In the subsequent step, we employed the stepwise variable selection method to establish a linear regression model (LRM - eqn. 4). This method was chosen as it facilitates the evaluation of various combinations of independent variables using model evaluation criteria, such as mean squared error and the Akaike information criterion. Additionally, a nonlinear regression model (NLRM) was developed utilizing the independent variables from the LRM (eqn. 5). The model parameters were estimated based on area-weighted AGC values (n=41):

\begin{equation} y= {\beta_0} + {\beta_1} {x_1} + \cdots + {\beta_{p}} {x_{p}} +\varepsilon \end{equation}
\begin{equation} y= {\beta_0} \cdot {e} ^ {( {\beta_1} {x_1} + \cdots + {\beta_{p}} {x_{p}} )} +\varepsilon \end{equation}

where ε is assumed to be independent and identically distributed.

The variables that had a p-value lower than 0.05 were determined to be significant. During the fitting of LRM and NLRM, outliers were assigned by using Cook’s Distance (CD) method ([30]), and they were excluded from the data set. After the models were developed, their results were further evaluated based on statistical assumptions, including collinearity and homogeneity ([50]). While the Condition Index (CI) was used to examine collinearity, the homogeneity in the residuals was analyzed by using a plot of residuals versus fitted values with a loess curve. All statistical analyses were performed with MATLAB software.
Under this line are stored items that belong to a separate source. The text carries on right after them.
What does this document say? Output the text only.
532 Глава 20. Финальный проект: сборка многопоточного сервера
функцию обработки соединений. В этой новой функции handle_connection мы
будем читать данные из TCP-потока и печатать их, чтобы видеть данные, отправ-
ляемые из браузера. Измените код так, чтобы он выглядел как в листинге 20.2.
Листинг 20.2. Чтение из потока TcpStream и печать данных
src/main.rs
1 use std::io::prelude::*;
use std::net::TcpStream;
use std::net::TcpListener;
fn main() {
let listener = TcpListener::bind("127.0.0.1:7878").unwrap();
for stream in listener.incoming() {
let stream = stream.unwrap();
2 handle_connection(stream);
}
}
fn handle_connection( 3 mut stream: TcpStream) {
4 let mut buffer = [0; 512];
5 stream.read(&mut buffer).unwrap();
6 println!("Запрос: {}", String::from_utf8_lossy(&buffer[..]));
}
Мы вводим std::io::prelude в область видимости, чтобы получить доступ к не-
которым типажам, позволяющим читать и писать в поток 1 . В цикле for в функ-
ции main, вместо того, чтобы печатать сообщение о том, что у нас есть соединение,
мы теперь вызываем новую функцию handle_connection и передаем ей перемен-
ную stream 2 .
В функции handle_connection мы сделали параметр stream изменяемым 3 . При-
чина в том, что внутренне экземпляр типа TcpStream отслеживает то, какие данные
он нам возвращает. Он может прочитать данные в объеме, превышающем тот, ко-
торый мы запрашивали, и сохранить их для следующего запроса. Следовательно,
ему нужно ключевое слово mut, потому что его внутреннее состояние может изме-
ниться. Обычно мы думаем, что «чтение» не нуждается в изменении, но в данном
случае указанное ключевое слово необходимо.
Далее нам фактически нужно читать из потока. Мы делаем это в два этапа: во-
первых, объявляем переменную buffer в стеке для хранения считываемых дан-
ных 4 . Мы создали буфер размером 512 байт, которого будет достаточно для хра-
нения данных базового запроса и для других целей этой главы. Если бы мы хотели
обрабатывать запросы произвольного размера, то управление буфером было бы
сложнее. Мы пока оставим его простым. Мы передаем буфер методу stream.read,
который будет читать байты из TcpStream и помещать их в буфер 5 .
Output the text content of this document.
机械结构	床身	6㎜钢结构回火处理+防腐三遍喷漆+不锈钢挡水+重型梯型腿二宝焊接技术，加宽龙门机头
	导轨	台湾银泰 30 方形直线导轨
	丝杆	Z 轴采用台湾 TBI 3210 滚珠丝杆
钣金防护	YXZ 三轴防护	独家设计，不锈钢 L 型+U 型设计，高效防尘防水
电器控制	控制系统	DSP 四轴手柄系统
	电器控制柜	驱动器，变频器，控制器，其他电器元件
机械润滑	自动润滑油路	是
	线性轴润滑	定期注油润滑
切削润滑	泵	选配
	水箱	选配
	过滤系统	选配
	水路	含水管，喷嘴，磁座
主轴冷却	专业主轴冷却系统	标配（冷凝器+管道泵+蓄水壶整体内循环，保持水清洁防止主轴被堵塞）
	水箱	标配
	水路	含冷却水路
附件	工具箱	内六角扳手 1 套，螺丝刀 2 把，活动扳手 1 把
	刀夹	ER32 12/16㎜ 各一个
The performance of LRM and NLRM was compared using common fit indices, including the mean percentage error (Bias% - eqn. 6), root mean square percentage error (RMSPE - eqn. 7), Akaike information criterion (AIC - eqn. 8), and Bayesian information criterion (BIC - eqn. 9). Their mathematical descriptions can be seen in eqn. 6 to eqn. 9:

\begin{equation} Bias \% = \frac{100} {N} \sum {\frac{( y_{oi} - y_{pi} )} {y_{oi}}} \end{equation}
\begin{equation} RMSPE = \sqrt \frac{{\frac{1} {N} \sum_{i=1}^{N} {{ \left (y_{Oi} - y_{Pi} \right )} ^ {2}}}} {\frac{1}{N} \sum_{i=1}^{N} {{y_{Oi}}}} \cdot 100 \end{equation}
\begin{equation} AIC = -2 \cdot \left (L \right ) +2 \cdot k \end{equation}
\begin{equation} BIC = -2 \cdot log (L) +log(N) \end{equation}

where yOi and yPi are i-th observed and fitted values, respectively; yMean is the average of observations, N and k are the numbers of observations and parameters, respectively; and L is the log-likelihood value of the fitted model.
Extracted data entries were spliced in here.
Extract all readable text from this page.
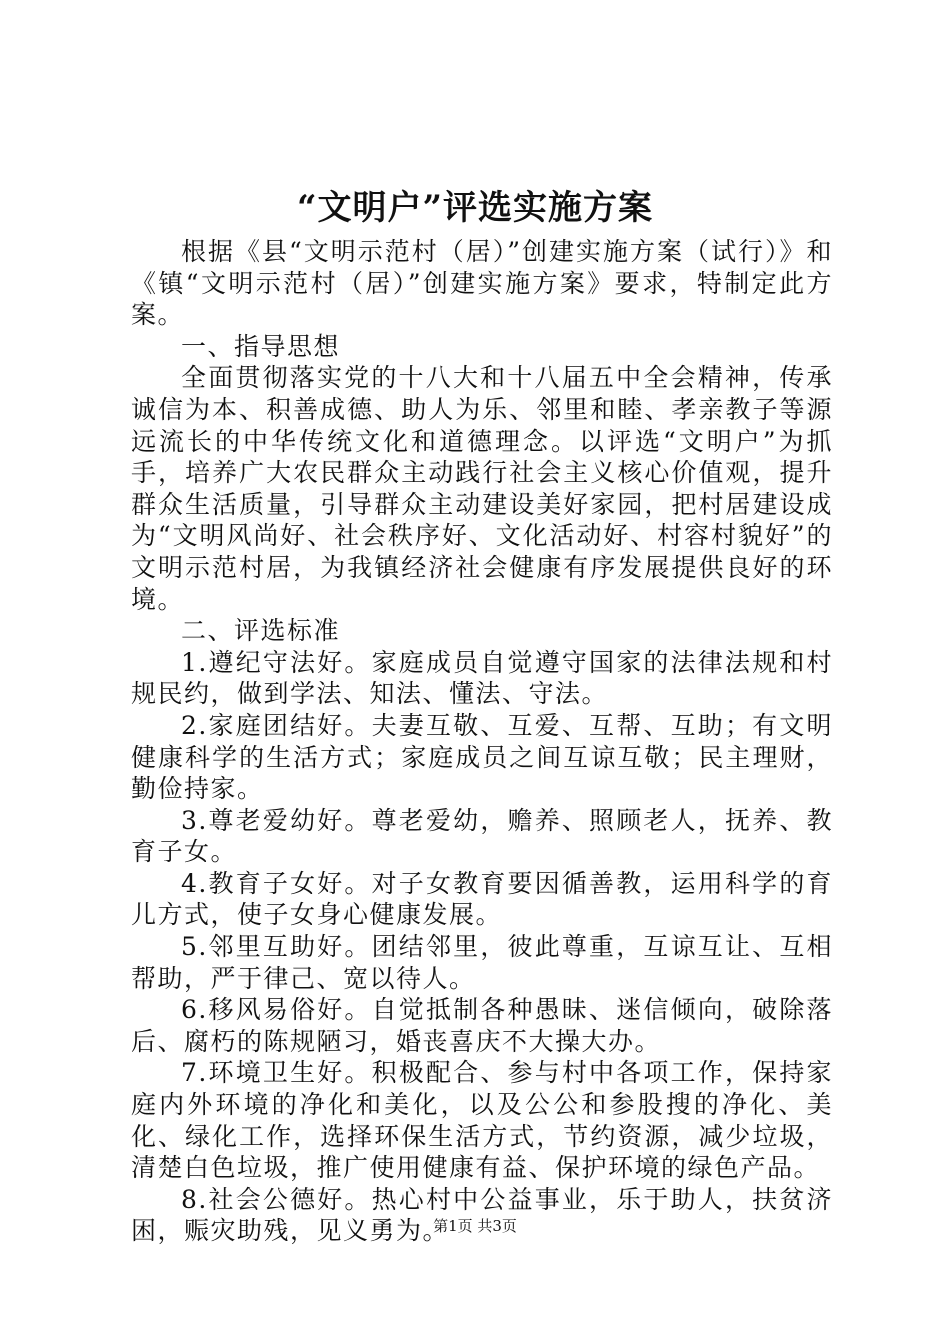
“文明户”评选实施方案

根据《县“文明示范村（居）”创建实施方案（试行）》和《镇“文明示范村（居）”创建实施方案》要求，特制定此方案。

一、指导思想

全面贯彻落实党的十八大和十八届五中全会精神，传承诚信为本、积善成德、助人为乐、邻里和睦、孝亲教子等源远流长的中华传统文化和道德理念。以评选“文明户”为抓手，培养广大农民群众主动践行社会主义核心价值观，提升群众生活质量，引导群众主动建设美好家园，把村居建设成为“文明风尚好、社会秩序好、文化活动好、村容村貌好”的文明示范村居，为我镇经济社会健康有序发展提供良好的环境。

二、评选标准

1.遵纪守法好。家庭成员自觉遵守国家的法律法规和村规民约，做到学法、知法、懂法、守法。

2.家庭团结好。夫妻互敬、互爱、互帮、互助；有文明健康科学的生活方式；家庭成员之间互谅互敬；民主理财，勤俭持家。

3.尊老爱幼好。尊老爱幼，赡养、照顾老人，抚养、教育子女。

4.教育子女好。对子女教育要因循善教，运用科学的育儿方式，使子女身心健康发展。

5.邻里互助好。团结邻里，彼此尊重，互谅互让、互相帮助，严于律己、宽以待人。

6.移风易俗好。自觉抵制各种愚昧、迷信倾向，破除落后、腐朽的陈规陋习，婚丧喜庆不大操大办。

7.环境卫生好。积极配合、参与村中各项工作，保持家庭内外环境的净化和美化，以及公公和参股搜的净化、美化、绿化工作，选择环保生活方式，节约资源，减少垃圾，清楚白色垃圾，推广使用健康有益、保护环境的绿色产品。

8.社会公德好。热心村中公益事业，乐于助人，扶贫济困，赈灾助残，见义勇为。

第1页 共3页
NDVI data and GIS analysis

NDVI is a popular vegetation index that represents vegetation health and density based on the difference between the near-infrared and red bands of multispectral optical images ([42]). In order to improve AGC model accuracy, NDVI layers of the study area were generated by using 30-m-resolution Landsat-8 images acquired on 19 June and 6 August 2013. Three essential points were considered in determining these dates: (i) matching the time of the forest inventory campaign (during the summer of 2013) and image acquisition; (ii) downloading cloudless image sets as far as possible; and (iii) representing the leaf-on season of hardwood species in the study area. NDVI was calculated by using the Raster Functions tool of ArcGIS Pro® with eqn. 10 ([42]):

\begin{equation} NDVI=\frac{NIR-RED}{NIR+RED} \end{equation}

where NDVI is the normalized difference vegetation index (ranges from -1 to 1, unitless), NIR is the near-infrared band of the satellite images (Band 5, in our case), and RED is the red band of the satellite images (Band 4).
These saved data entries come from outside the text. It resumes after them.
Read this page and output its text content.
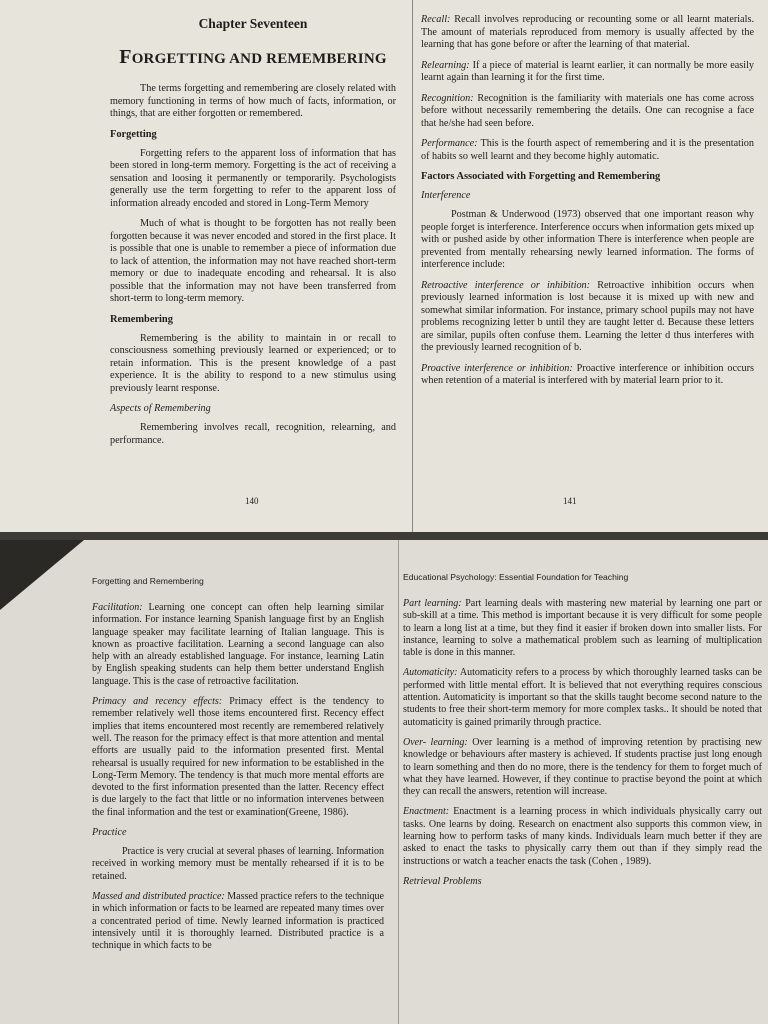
Chapter Seventeen
FORGETTING AND REMEMBERING

The terms forgetting and remembering are closely related with memory functioning in terms of how much of facts, information, or things, that are either forgotten or remembered.

Forgetting

Forgetting refers to the apparent loss of information that has been stored in long-term memory. Forgetting is the act of receiving a sensation and loosing it permanently or temporarily. Psychologists generally use the term forgetting to refer to the apparent loss of information already encoded and stored in Long-Term Memory

Much of what is thought to be forgotten has not really been forgotten because it was never encoded and stored in the first place. It is possible that one is unable to remember a piece of information due to lack of attention, the information may not have reached short-term memory or due to inadequate encoding and rehearsal. It is also possible that the information may not have been transferred from short-term to long-term memory.

Remembering

Remembering is the ability to maintain in or recall to consciousness something previously learned or experienced; or to retain information. This is the present knowledge of a past experience. It is the ability to respond to a new stimulus using previously learnt response.

Aspects of Remembering

Remembering involves recall, recognition, relearning, and performance.

140

Recall: Recall involves reproducing or recounting some or all learnt materials. The amount of materials reproduced from memory is usually affected by the learning that has gone before or after the learning of that material.

Relearning: If a piece of material is learnt earlier, it can normally be more easily learnt again than learning it for the first time.

Recognition: Recognition is the familiarity with materials one has come across before without necessarily remembering the details. One can recognise a face that he/she had seen before.

Performance: This is the fourth aspect of remembering and it is the presentation of habits so well learnt and they become highly automatic.

Factors Associated with Forgetting and Remembering
Interference

Postman & Underwood (1973) observed that one important reason why people forget is interference. Interference occurs when information gets mixed up with or pushed aside by other information There is interference when people are prevented from mentally rehearsing newly learned information. The forms of interference include:

Retroactive interference or inhibition: Retroactive inhibition occurs when previously learned information is lost because it is mixed up with new and somewhat similar information. For instance, primary school pupils may not have problems recognizing letter b until they are taught letter d. Because these letters are similar, pupils often confuse them. Learning the letter d thus interferes with the previously learned recognition of b.

Proactive interference or inhibition: Proactive interference or inhibition occurs when retention of a material is interfered with by material learn prior to it.

141
Forgetting and Remembering

Facilitation: Learning one concept can often help learning similar information. For instance learning Spanish language first by an English language speaker may facilitate learning of Italian language. This is known as proactive facilitation. Learning a second language can also help with an already established language. For instance, learning Latin by English speaking students can help them better understand English language. This is the case of retroactive facilitation.

Primacy and recency effects: Primacy effect is the tendency to remember relatively well those items encountered first. Recency effect implies that items encountered most recently are remembered relatively well. The reason for the primacy effect is that more attention and mental efforts are usually paid to the information presented first. Mental rehearsal is usually required for new information to be established in the Long-Term Memory. The tendency is that much more mental efforts are devoted to the first information presented than the latter. Recency effect is due largely to the fact that little or no information intervenes between the final information and the test or examination(Greene, 1986).

Practice

Practice is very crucial at several phases of learning. Information received in working memory must be mentally rehearsed if it is to be retained.

Massed and distributed practice: Massed practice refers to the technique in which information or facts to be learned are repeated many times over a concentrated period of time. Newly learned information is practiced intensively until it is thoroughly learned. Distributed practice is a technique in which facts to be

Educational Psychology: Essential Foundation for Teaching

Part learning: Part learning deals with mastering new material by learning one part or sub-skill at a time. This method is important because it is very difficult for some people to learn a long list at a time, but they find it easier if broken down into smaller lists. For instance, learning to solve a mathematical problem such as learning of multiplication table is done in this manner.

Automaticity: Automaticity refers to a process by which thoroughly learned tasks can be performed with little mental effort. It is believed that not everything requires conscious attention. Automaticity is important so that the skills taught become second nature to the students to free their short-term memory for more complex tasks.. It should be noted that automaticity is gained primarily through practice.

Over- learning: Over learning is a method of improving retention by practising new knowledge or behaviours after mastery is achieved. If students practise just long enough to learn something and then do no more, there is the tendency for them to forget much of what they have learned. However, if they continue to practise beyond the point at which they can recall the answers, retention will increase.

Enactment: Enactment is a learning process in which individuals physically carry out tasks. One learns by doing. Research on enactment also supports this common view, in learning how to perform tasks of many kinds. Individuals learn much better if they are asked to enact the tasks to physically carry them out than if they simply read the instructions or watch a teacher enacts the task (Cohen , 1989).

Retrieval Problems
Regarding spatial modeling, the aggregated AGC data layer (see above) was overlaid onto NDVI and composite SAR datasets. Pixel values from nine bands (including NDVI layers and those listed in Tab. 2) were extracted based on stand boundaries using ArcGIS Pro’s Zonal Statistics tool, employing both mean and sum functions. Subsequently, the summary tables were integrated into the attribute table of the sub-compartment layer. This process facilitated the correlation of calculated AGC values with NDVI and SAR data, forming the basis for model development.

After model development, the spatial distribution of AGC was mapped only for forest areas based on the stand-type map. AGC density was colorized using the quantile method found in ArcGIS Pro’s Symbology tab.

  Results 

AGC modeling

The results of LASSO showed that 11 of 17 independent variables were significant (see the upper part of Fig. S1 in Supplementary material). Specifically, Band1Mean, Band1Sum, Band2Sum, Band3Mean, Band3Sum, Band4Mean, Band6Mean, Band6Sum, Band7Sum, NDVIJune, and NDVIAug were statistically important variables, though Band2Mean, Band4Sum, Band5Mean, Band5Sum, and Band7Mean were negligible.

The results of CD showed that 3 of 41 observations were extreme, so these values were discarded from the data set. The LRM and NLRM developed in this study are represented by eqn. 11 and eqn. 12, respectively:

\begin{equation} AGC=12204.3+749.8 \cdot Band1_{Mean} -3247.1 \cdot Band3_{Mean} +5.6 \cdot Band3_{\it \text{Sum}} \end{equation}
\begin{equation} AGC=1294.5 \cdot {e} ^ { \left (- \frac{9.9} {Band1_{Mean}} + \frac{3.6} {Band3_{Mean}} - \frac{1726} { Band3_{\it \text{Sum}}} \right )} \end{equation}

While all estimated parameters were significant at the 0.05 significance level, the values of CI showed no relationship among independent variables.

This study also determined the main effect of each selected variable on predictions of AGC. As seen in Fig. S2 (Supplementary material), Band3Sum was the most influential variable, whereas Band1Mean and Band3Mean had similar magnitudes but opposite effects.

The model fit indices suggested that both the LRM and NLRM had similar prediction success. Although RMSPE, AIC, and BIC values indicated that LRM performed slightly better than NLRM, the Bias% values suggested the opposite outcome (Tab. 3). Additionally, scatter plots depicting fitted versus observed AGC values for both models revealed somewhat different distribution patterns (Fig. 3). While there was generally good agreement between the fitted and observed values, LRM unexpectedly resulted in a few negative predictions.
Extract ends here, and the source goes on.